L'histoire :
Larry et Alice vivent dans une banlieue ordinaire et tranquille des Etats-Unis. Il ne s’y passe pas grand-chose. Larry, un ado timide, toujours dans la lune et insouciant, rêve d’être cosmonaute. Gentillet, geek, naïf et rêveur, il refuse de grandir et fuit ses responsabilités. Son angoisse : entrer dans l’âge adulte. Seule manière d’échapper à l’ennui, seul réconfort dans cette vie sans perspective, rêver de la lune, des étoiles et un jour, peut-être, voyager dans l’espace. Larry vit avec un compagnon fidèle et toujours de bon conseil : un ours en peluche qui fume. L’amie d’enfance de Larry, Alice, joue de l’orgue dans une église où les fidèles se font rares. Elle aussi s’ennuie dans cette ville sans âme. Ce qui la maintient en vie, c’est son amour pour Larry. Elle lui fait pourtant comprendre combien elle l’aime depuis le temps qu’ils se fréquentent, mais lui semble complètement sourd à ses épanchements, à la laverie automatique ou au beau milieu d’un cinéma de plein air. Oui, Larry est soit dans le passé, soit dans le futur, toujours absent au présent… et au réel. Comment s’aimer quand deux êtres solitaires et sans expérience se rencontrent ? Voici le récit d’une romance compliquée entre un ado immature incapable d’échapper à l’enfance car prisonnier d'un idéal, et une jeune femme incapable d’être ailleurs que dans la réalité.

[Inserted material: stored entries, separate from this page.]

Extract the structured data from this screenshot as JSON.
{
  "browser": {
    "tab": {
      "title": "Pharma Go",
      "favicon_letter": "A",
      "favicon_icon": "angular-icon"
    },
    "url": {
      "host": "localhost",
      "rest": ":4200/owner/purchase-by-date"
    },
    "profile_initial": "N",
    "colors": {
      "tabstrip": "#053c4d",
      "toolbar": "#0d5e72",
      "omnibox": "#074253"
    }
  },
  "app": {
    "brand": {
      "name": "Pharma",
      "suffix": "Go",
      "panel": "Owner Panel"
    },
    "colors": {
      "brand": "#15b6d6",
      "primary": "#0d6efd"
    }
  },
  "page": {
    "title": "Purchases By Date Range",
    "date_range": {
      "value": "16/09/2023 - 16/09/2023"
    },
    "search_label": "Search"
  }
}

Ce qu'on en pense sur la planète BD :
L’ombre du Jimmy Corrigan de Chris Ware plane évidemment sur ce très beau livre d’Aurélien Maury, peut-être trop d’ailleurs, mais aussi celle de Dan Clowes pour les thèmes de la mélancolie et de l’entrée dans l’âge adulte (période Ghost World ou Ice Haven). On pense aussi à Bill Watterson avec l’apparition du confident de Larry, un petit ours en peluche qui parle, sorte d’inconscient de Larry, mais aussi figure paternelle à peine fantasmée, à la fois symbole et ultime repère de l’enfance. Aurélien Maury, pour qui c’est le premier effort solo, fait preuve ici d’un réel talent dans sa capacité à installer et créer une ambiance, tour à tour nostalgique ou poétique, suggestive ou silencieuse. Conte faussement naïf sur la difficulté à devenir ce que l’on est, récit sur le douloureux passage à l’âge adulte, réflexion aussi sur l’identité et l’absence (du père ou des sentiments), Le Dernier Cosmonaute parle de la jeunesse, période au cours de laquelle l'enfant rêve de devenir quelqu'un, si ce n'est un héros. C’est aussi l’histoire d’un travail de deuil, celui des rêves et des êtres chers : le père, l’ours ou l’enfant encore innocent. On peut aussi y voir une fable sur le besoin désespéré d’être aimé et la douloureuse perte des illusions. La BD, dans un délicieux format à l’italienne accompagné de jolis flyers, ménage ainsi de magnifiques scènes contemplatives ou crépusculaires, de rues ou de galaxie (voir la fabuleuse séquence de fécondation galactique !), tandis que le récit fait affleurer une belle patte graphique aux couleurs vintage, une ligne claire épurée certes très référencée ici mais parfaitement maîtrisée, et une narration lente à la douce musicalité. Invitation au voyage terrestre et spatial pleine de douceur, parfois d’une belle tristesse, cette quête initiatique attendrissante stimule en plus la réflexion sans jamais prendre la tête. Il reste maintenant à Maury à dépasser cette œuvre de jeunesse pour livrer un univers encore plus personnel. Une œuvre « warienne » d'une grande sincérité en tout cas, belle et pleine de charme, qui vaut à son auteur d’être en course au prochain festival d’Angoulême. Une petite reconnaissance amplement méritée.